The unrest in the Arab World, in particular Syria which has a ruling regime that resembles Azerbaijan’s in persona and ideology, is enough to unsettle in the Aliyevs. Any further instability in the region, such as a war between Israel and Iran with Azerbaijan in the middle, would be not be in the Aliyevs’ interests. President Aliyev also stated during a Cabinet meeting in April 2012 that Azerbaijan will never participate in the military plans of other states against its neighbors or allow the use of its territory against its neighbors.
If not Iran, then who?
If the $1.6 billion in weapons that Azerbaijan has received from Israel is unlikely to be used against Iran, then against what other enemy could the weapons be used? In the case of Azerbaijan, Armenia is the only possibility. There is also precedent to Azerbaijan’s use of high-technology weapons in the Nagorno-Karabakh conflict. In September 2011, according to Armenian sources, the Armenian army in Nagorno-Karabakh shot down an Azerbaijani unmanned drone aircraft and produced photos and videos of the wreckage as evidence.

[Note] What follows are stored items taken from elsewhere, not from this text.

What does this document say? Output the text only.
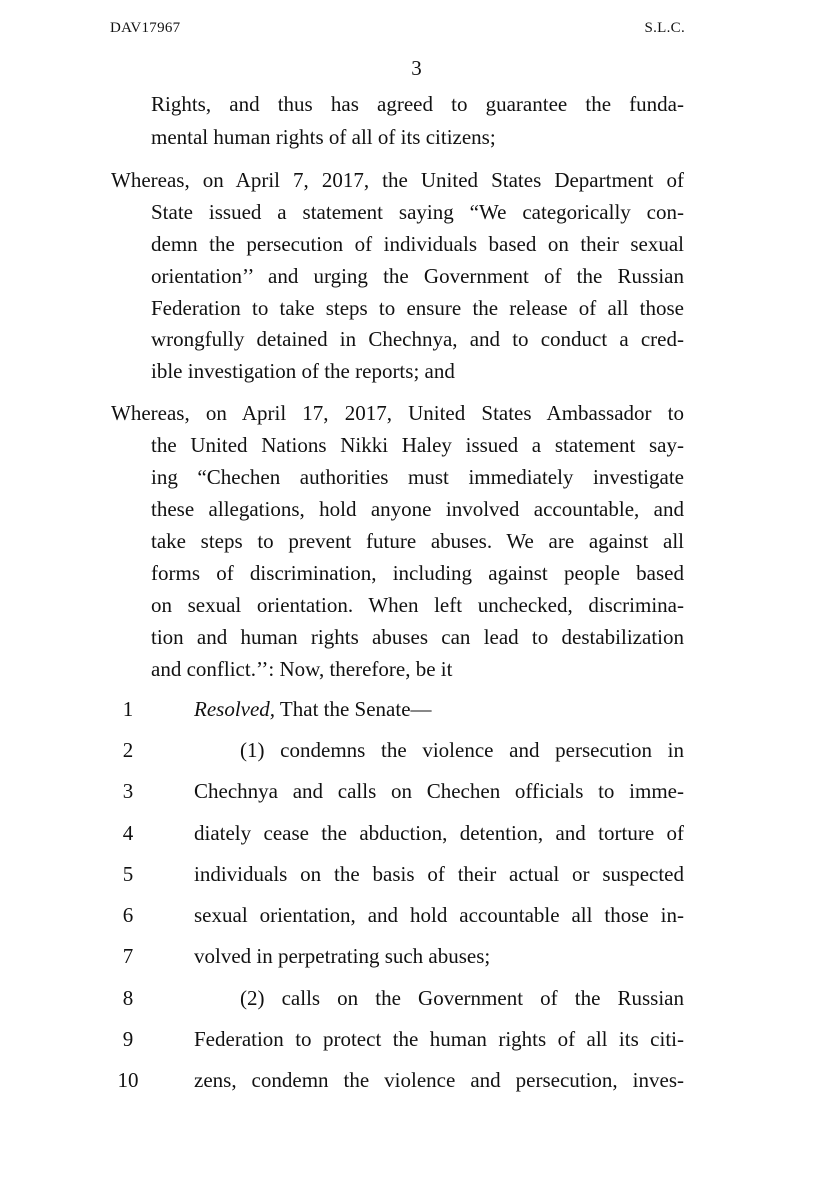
DAV17967	S.L.C.
3
Rights, and thus has agreed to guarantee the funda-
mental human rights of all of its citizens;
Whereas, on April 7, 2017, the United States Department of
State issued a statement saying “We categorically con-
demn the persecution of individuals based on their sexual
orientation’’ and urging the Government of the Russian
Federation to take steps to ensure the release of all those
wrongfully detained in Chechnya, and to conduct a cred-
ible investigation of the reports; and
Whereas, on April 17, 2017, United States Ambassador to
the United Nations Nikki Haley issued a statement say-
ing “Chechen authorities must immediately investigate
these allegations, hold anyone involved accountable, and
take steps to prevent future abuses. We are against all
forms of discrimination, including against people based
on sexual orientation. When left unchecked, discrimina-
tion and human rights abuses can lead to destabilization
and conflict.’’: Now, therefore, be it
1	Resolved, That the Senate—
2	(1) condemns the violence and persecution in
3	Chechnya and calls on Chechen officials to imme-
4	diately cease the abduction, detention, and torture of
5	individuals on the basis of their actual or suspected
6	sexual orientation, and hold accountable all those in-
7	volved in perpetrating such abuses;
8	(2) calls on the Government of the Russian
9	Federation to protect the human rights of all its citi-
10	zens, condemn the violence and persecution, inves-
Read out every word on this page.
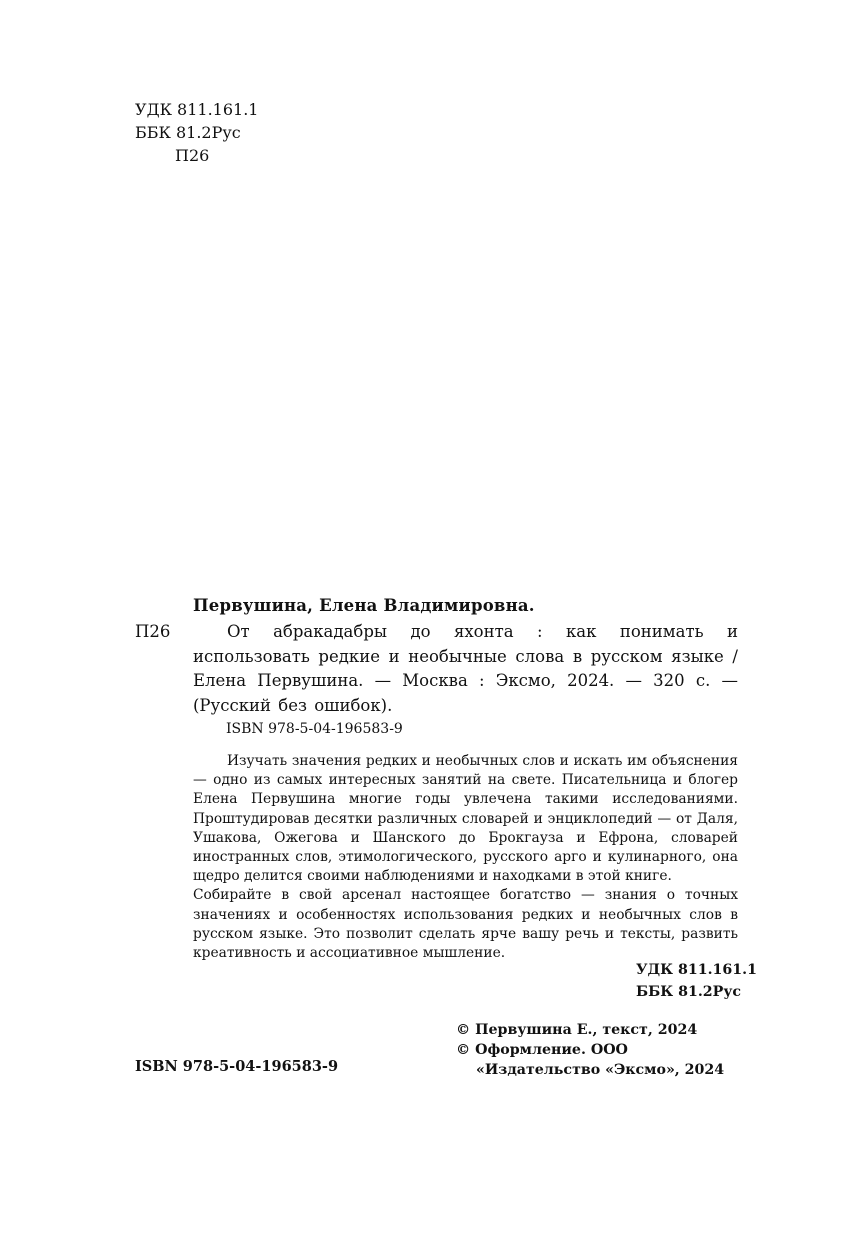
УДК 811.161.1
ББК 81.2Рус
П26
Первушина, Елена Владимировна.
П26	От абракадабры до яхонта : как понимать и использовать редкие и необычные слова в русском языке / Елена Первушина. — Москва : Эксмо, 2024. — 320 с. — (Русский без ошибок).
ISBN 978-5-04-196583-9

Изучать значения редких и необычных слов и искать им объяснения — одно из самых интересных занятий на свете. Писательница и блогер Елена Первушина многие годы увлечена такими исследованиями. Проштудировав десятки различных словарей и энциклопедий — от Даля, Ушакова, Ожегова и Шанского до Брокгауза и Ефрона, словарей иностранных слов, этимологического, русского арго и кулинарного, она щедро делится своими наблюдениями и находками в этой книге.

Собирайте в свой арсенал настоящее богатство — знания о точных значениях и особенностях использования редких и необычных слов в русском языке. Это позволит сделать ярче вашу речь и тексты, развить креативность и ассоциативное мышление.

УДК 811.161.1
ББК 81.2Рус
© Первушина Е., текст, 2024
© Оформление. ООО «Издательство «Эксмо», 2024
ISBN 978-5-04-196583-9
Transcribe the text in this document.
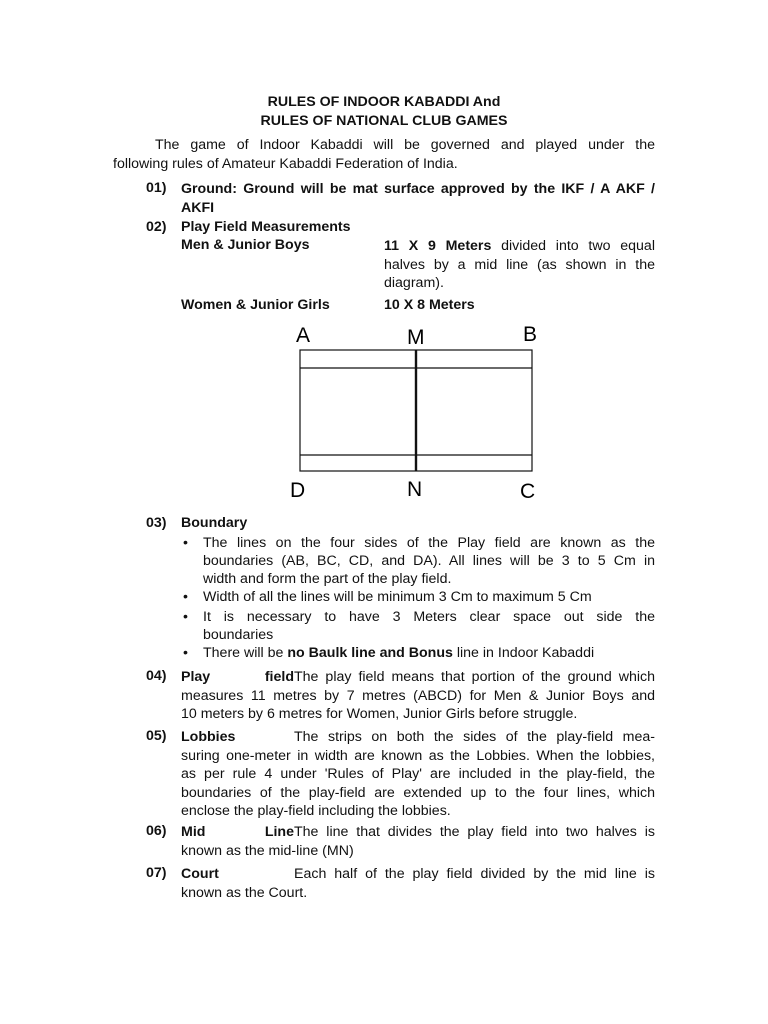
RULES OF INDOOR KABADDI And
RULES OF NATIONAL CLUB GAMES
The game of Indoor Kabaddi will be governed and played under the
following rules of Amateur Kabaddi Federation of India.
01) Ground: Ground will be mat surface approved by the IKF / A AKF /
AKFI
02) Play Field Measurements
Men & Junior Boys	11 X 9 Meters divided into two equal
halves by a mid line (as shown in the
diagram).
Women & Junior Girls	10 X 8 Meters
A	M	B
D	N	C
03) Boundary
• The lines on the four sides of the Play field are known as the
boundaries (AB, BC, CD, and DA). All lines will be 3 to 5 Cm in
width and form the part of the play field.
• Width of all the lines will be minimum 3 Cm to maximum 5 Cm
• It is necessary to have 3 Meters clear space out side the
boundaries
• There will be no Baulk line and Bonus line in Indoor Kabaddi
04) Play fieldThe play field means that portion of the ground which
measures 11 metres by 7 metres (ABCD) for Men & Junior Boys and
10 meters by 6 metres for Women, Junior Girls before struggle.
05) Lobbies	The strips on both the sides of the play-field mea-
suring one-meter in width are known as the Lobbies. When the lobbies,
as per rule 4 under 'Rules of Play' are included in the play-field, the
boundaries of the play-field are extended up to the four lines, which
enclose the play-field including the lobbies.
06) Mid LineThe line that divides the play field into two halves is
known as the mid-line (MN)
07) Court	Each half of the play field divided by the mid line is
known as the Court.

In response to Armenia’s fears about a shift in the balance of power in Nagorno-Karabakh and Israel’s role in creating this new dynamic, Israel may be responding with a charm offensive directed at Armenia in other areas of paramount importance to the country – recognition of the Armenian Genocide. In April 2012, only one month after the Armenians made public their allegations about the alleged Azerbaijani drone, Israel’s Minister of Agriculture, Orit Noked, visited Yerevan and laid a wreath at the Armenian Genocide Memorial. Credit for this is often given to Israel’s deteriorating relations with Turkey, which denies its responsibility for the Genocide, but the timing suggests that Israel may also be attempting to curry favor with Armenia by recognizing the Genocide more publicly, thus mitigating the damage caused to the relationship by the Israel-Azerbaijani military deals.
The major impact of Israel’s military relationship with Azerbaijan and conciliatory gestures to Armenia is that Israel has now placed itself among the key players in the Nagorno-Karabakh dispute, along with Russia, Turkey, Iran, and the United States. The commonality between these five countries is that their interest in the Nagorno-Karabakh conflict derives from their broader regional interests, which in the case of Israel is its concern about Iran’s nuclear weapons program. The unfortunate consequence for the Azerbaijan and Armenia and the potential for a resolution to the Nagorno-Karabakh conflict is that the conflict is becoming even deeper as a hostage to regional geopolitics, with at least five countries—including Israel—taking advantage of Azerbaijani-Armenian animosity to pursue their own interests.
While each of the five major geopolitical players have claimed a desire for a resolution of the Nagorno-Karabakh conflict, they are all complicating the situation. Azerbaijan and Armenia have struggled greatly to resolve their issues bilaterally, but this does not mean that more is better—having five more countries with a hand in the Nagorno-Karabakh conflict in addition to the two primary stakeholders is not necessarily a recipe of success, no matter how powerful and concerned they may appear to be.